With this in mind; there is a balance to be found regarding how the hackathons should be funded which will ideally shift over time with experience, confidence and demonstrable results – as illustrated below.
This effectively describes a model where the hackathon organising team is funded largely by the account at either cost price (initially) or at a small margin in order to generate working funds to re-invest back into the growth of the domain (through training, marketing, new equipment etc). The team’s primary focus would not be to earn a profit themselves.
The events would be funded by either the account or the client; depending upon how engaged the client is and how valuable any such opportunity that might be generated by the hackathon may be (e.g. as a result of a demonstration of capability/specialism or a transformative proof of value being identified). It would be a decision made by the account whether to add margin onto the events and to charge the client, however, the aim from an account perspective would be to unlock future, more profitable streams of work by participating.
Hackathons can be an extremely efficient vehicle on driving business development (new and existing) in comparison to the traditional bid responses. Mainly, because of the investment in hackathon participation is similar to collating an efficient bid response.
Responding to bids only has two scenarios, either winning the bid, or losing. The second, does not generate any follow up and has extremely limited re-use value.
The outcome of participating a high-profile hackathon is almost always positive.
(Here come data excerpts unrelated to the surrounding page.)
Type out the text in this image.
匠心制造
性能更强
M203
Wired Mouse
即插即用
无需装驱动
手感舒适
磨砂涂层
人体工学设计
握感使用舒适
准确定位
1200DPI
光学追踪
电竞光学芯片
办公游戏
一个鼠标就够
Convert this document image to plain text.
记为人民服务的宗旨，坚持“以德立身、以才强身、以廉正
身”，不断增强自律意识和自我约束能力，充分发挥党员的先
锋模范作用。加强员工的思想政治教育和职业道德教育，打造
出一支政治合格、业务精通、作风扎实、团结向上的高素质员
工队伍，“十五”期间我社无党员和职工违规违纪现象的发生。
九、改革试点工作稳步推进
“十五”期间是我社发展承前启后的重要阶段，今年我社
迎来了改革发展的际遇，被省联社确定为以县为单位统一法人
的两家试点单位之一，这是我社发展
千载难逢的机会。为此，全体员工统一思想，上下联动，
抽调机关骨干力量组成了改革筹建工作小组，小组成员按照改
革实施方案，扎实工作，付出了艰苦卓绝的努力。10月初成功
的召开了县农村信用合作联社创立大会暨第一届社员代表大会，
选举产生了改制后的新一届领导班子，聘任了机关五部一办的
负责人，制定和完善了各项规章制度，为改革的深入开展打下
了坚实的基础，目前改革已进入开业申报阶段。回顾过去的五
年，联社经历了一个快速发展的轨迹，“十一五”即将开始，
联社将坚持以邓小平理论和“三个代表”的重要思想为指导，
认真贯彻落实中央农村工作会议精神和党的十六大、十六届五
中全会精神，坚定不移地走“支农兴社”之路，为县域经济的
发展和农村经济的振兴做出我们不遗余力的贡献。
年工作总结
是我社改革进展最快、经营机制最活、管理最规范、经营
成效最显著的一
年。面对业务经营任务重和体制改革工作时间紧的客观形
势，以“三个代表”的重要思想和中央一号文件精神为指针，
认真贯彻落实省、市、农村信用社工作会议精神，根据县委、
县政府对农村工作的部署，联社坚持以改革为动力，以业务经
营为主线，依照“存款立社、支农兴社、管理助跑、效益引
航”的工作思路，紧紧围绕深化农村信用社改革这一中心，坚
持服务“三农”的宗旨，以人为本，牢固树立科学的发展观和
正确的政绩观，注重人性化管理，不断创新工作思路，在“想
The potential scenarios:
If winning the hackathon:
- Wide recognition (massive and targeted marketing reach, perceived as top-notch experts, client relationships, recruiting opportunities)
- Might be awarded a client project if in line with hackathon T&Cs
- Might win a monetary reward, which sponsors the engagement, if in line with hackathon T&Cs
- Extend the network of niche experts and client representatives
- Likely to contribute to a large value opportunity with client(s)
- Learnings and delivered hackathon output (e.g. software, hardware, etc) can be applied to other Atos clients, demonstrated at BTICs, etc
- All of the above benefits, except winning the hackathon and a smaller marketing reach
Strong examples of tangible benefits from participating high-profile external hackathons:
a £20k investment in a hackathon for Aegon/Transamerica, our existing business partner, contributed to winning a £130m contract for Atos.
a £100k investment in Codex PoV after a hackathon, generated £4m revenue over 2 years.